In May 2016, the claimants complained to an employment tribunal that the direct offers made to them by the Respondent contravened section 145B of the Trade Union and Labour Relations (Consolidation) Act 1992. The tribunal upheld the complaints and made the statutory award of £3,800 to each claimant for each offer made to him. The Respondent appealed to the Employment Appeal Tribunal which, by a majority, dismissed the appeal. They then appealed to the Court of Appeal, which allowed the appeal and set aside the decisions of the tribunal and the EAT. The claimants were given permission to appeal to the Supreme Court.
HELD – appeal allowed and the awards made by the tribunal are restored. It held that the direct offers to workers who were Unite members breached section 145B(2) of the 1992 Act.
The key provisions of the 1992 Act provide: section 145B (1) A worker who is a member of an independent trade union … has the right not to have an offer made to him by his employer if – (a) acceptance of the offer, together with other workers’ acceptance of offers which the employer also makes to them, would have the prohibited result. (2) The prohibited result is that the workers’ terms of employment, or any of those terms, will not (or will no longer) be determined by collective agreement negotiated by or on behalf of the union.

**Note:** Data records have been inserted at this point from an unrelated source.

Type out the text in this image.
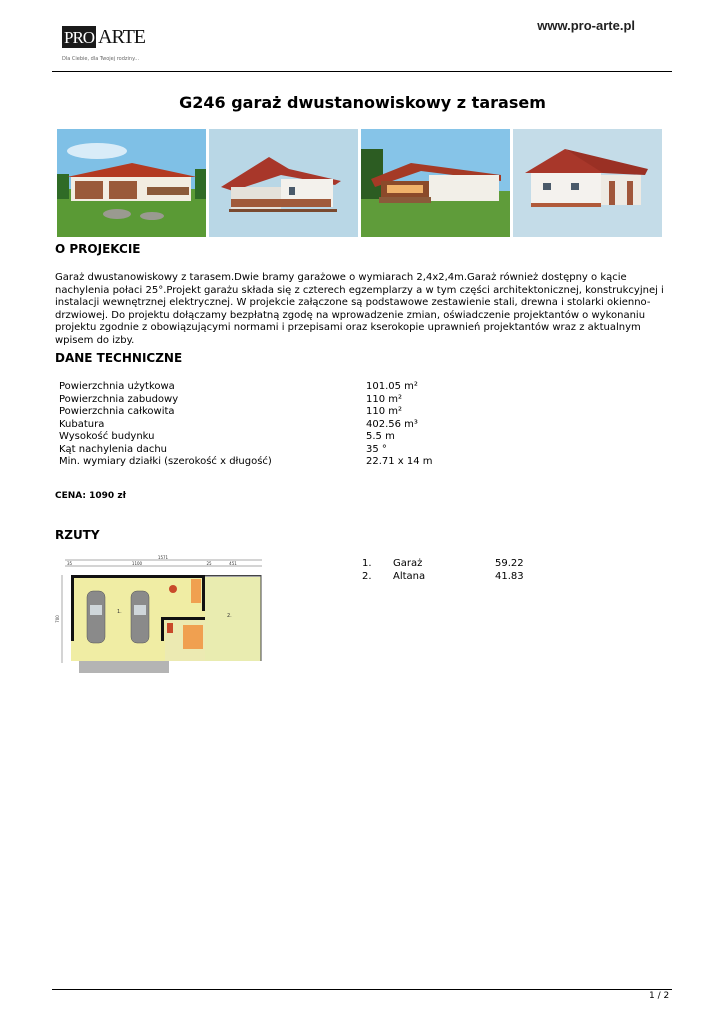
PRO ARTE
Dla Ciebie, dla Twojej rodziny...
www.pro-arte.pl
G246 garaż dwustanowiskowy z tarasem
O PROJEKCIE
Garaż dwustanowiskowy z tarasem.Dwie bramy garażowe o wymiarach 2,4x2,4m.Garaż również dostępny o kącie nachylenia połaci 25°.Projekt garażu składa się z czterech egzemplarzy a w tym części architektonicznej, konstrukcyjnej i instalacji wewnętrznej elektrycznej. W projekcie załączone są podstawowe zestawienie stali, drewna i stolarki okienno-drzwiowej. Do projektu dołączamy bezpłatną zgodę na wprowadzenie zmian, oświadczenie projektantów o wykonaniu projektu zgodnie z obowiązującymi normami i przepisami oraz kserokopie uprawnień projektantów wraz z aktualnym wpisem do izby.
DANE TECHNICZNE
Powierzchnia użytkowa	101.05 m²
Powierzchnia zabudowy	110 m²
Powierzchnia całkowita	110 m²
Kubatura	402.56 m³
Wysokość budynku	5.5 m
Kąt nachylenia dachu	35 °
Min. wymiary działki (szerokość x długość)	22.71 x 14 m
CENA: 1090 zł
RZUTY
1571
35	1100	25	451
700
1.
2.
1. Garaż	59.22
2. Altana	41.83
1 / 2
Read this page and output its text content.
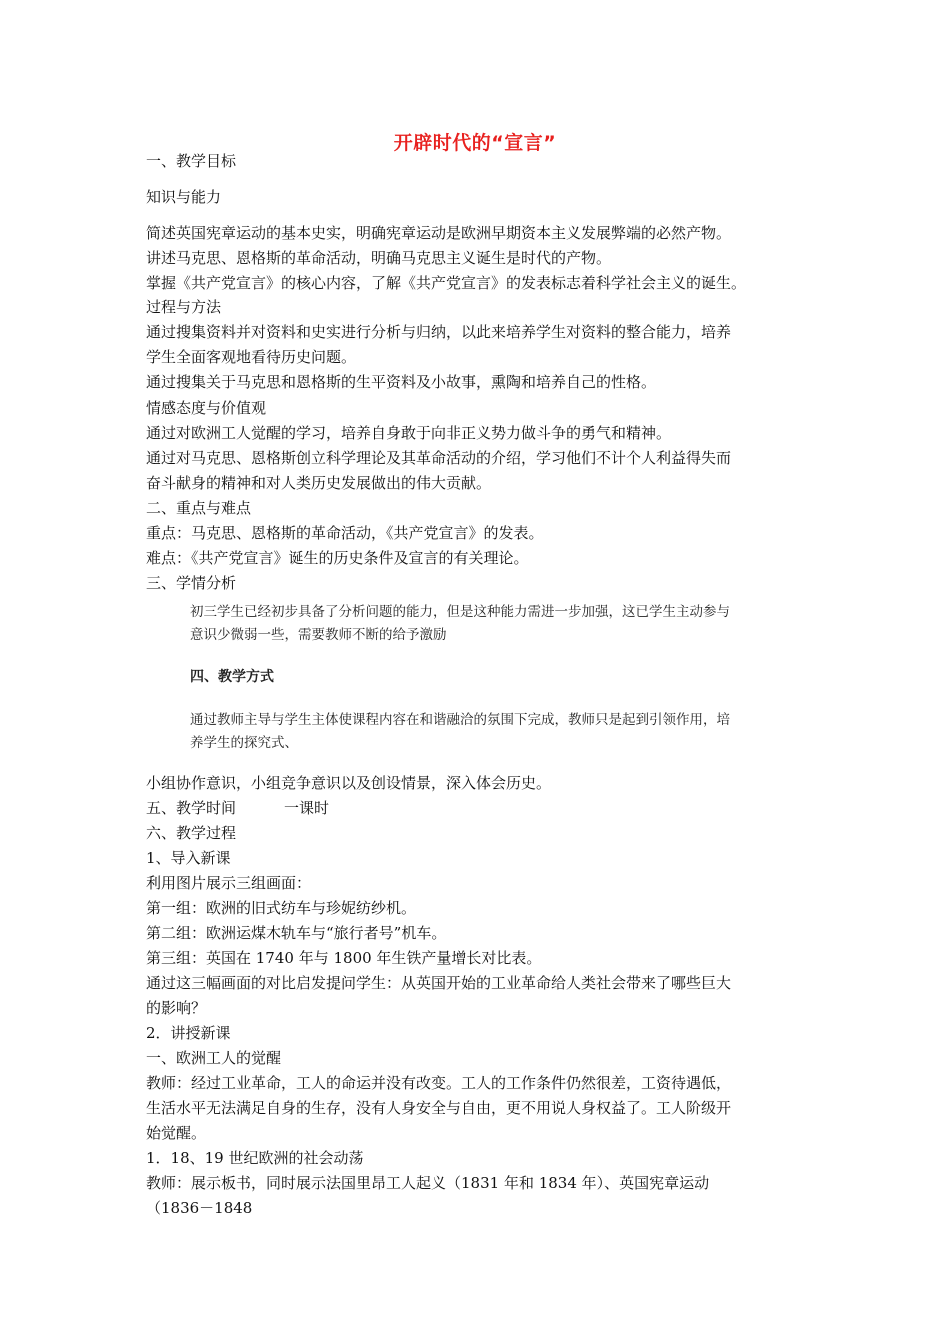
开辟时代的“宣言”
一、教学目标
知识与能力
简述英国宪章运动的基本史实，明确宪章运动是欧洲早期资本主义发展弊端的必然产物。
讲述马克思、恩格斯的革命活动，明确马克思主义诞生是时代的产物。
掌握《共产党宣言》的核心内容，了解《共产党宣言》的发表标志着科学社会主义的诞生。
过程与方法
通过搜集资料并对资料和史实进行分析与归纳，以此来培养学生对资料的整合能力，培养
学生全面客观地看待历史问题。
通过搜集关于马克思和恩格斯的生平资料及小故事，熏陶和培养自己的性格。
情感态度与价值观
通过对欧洲工人觉醒的学习，培养自身敢于向非正义势力做斗争的勇气和精神。
通过对马克思、恩格斯创立科学理论及其革命活动的介绍，学习他们不计个人利益得失而
奋斗献身的精神和对人类历史发展做出的伟大贡献。
二、重点与难点
重点：马克思、恩格斯的革命活动，《共产党宣言》的发表。
难点：《共产党宣言》诞生的历史条件及宣言的有关理论。
三、学情分析
初三学生已经初步具备了分析问题的能力，但是这种能力需进一步加强，这已学生主动参与
意识少微弱一些，需要教师不断的给予激励
四、教学方式
通过教师主导与学生主体使课程内容在和谐融洽的氛围下完成，教师只是起到引领作用，培
养学生的探究式、
小组协作意识，小组竞争意识以及创设情景，深入体会历史。
五、教学时间	一课时
六、教学过程
1、导入新课
利用图片展示三组画面：
第一组：欧洲的旧式纺车与珍妮纺纱机。
第二组：欧洲运煤木轨车与“旅行者号”机车。
第三组：英国在 1740 年与 1800 年生铁产量增长对比表。
通过这三幅画面的对比启发提问学生：从英国开始的工业革命给人类社会带来了哪些巨大
的影响？
2．讲授新课
一、欧洲工人的觉醒
教师：经过工业革命，工人的命运并没有改变。工人的工作条件仍然很差，工资待遇低，
生活水平无法满足自身的生存，没有人身安全与自由，更不用说人身权益了。工人阶级开
始觉醒。
1．18、19 世纪欧洲的社会动荡
教师：展示板书，同时展示法国里昂工人起义（1831 年和 1834 年）、英国宪章运动
（1836－1848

The Court held that what section 145B prohibits is not an offer with a particular content (as argued by the parties) but an offer which, if accepted by all the workers to whom the offer is made, would have a particular result. What is required is a causal connection between the presumed acceptance of the offers and the prohibited result specified in section 145B(2). That requirement will not be satisfied unless there is at least a real possibility that, had the offer not been made and accepted, the workers’ relevant terms of employment for the period would have been determined by a new collective agreement. On this interpretation there is nothing to prevent an employer from making an offer directly to its workers in relation to a matter which falls within the scope of a collective bargaining agreement provided that the employer has first followed, and exhausted, the agreed collective bargaining procedure. What an employer cannot do with impunity is what the Respondent did here: make a direct offer to its workers, including union members, before the collective bargaining process which the employer has agreed to follow has been exhausted.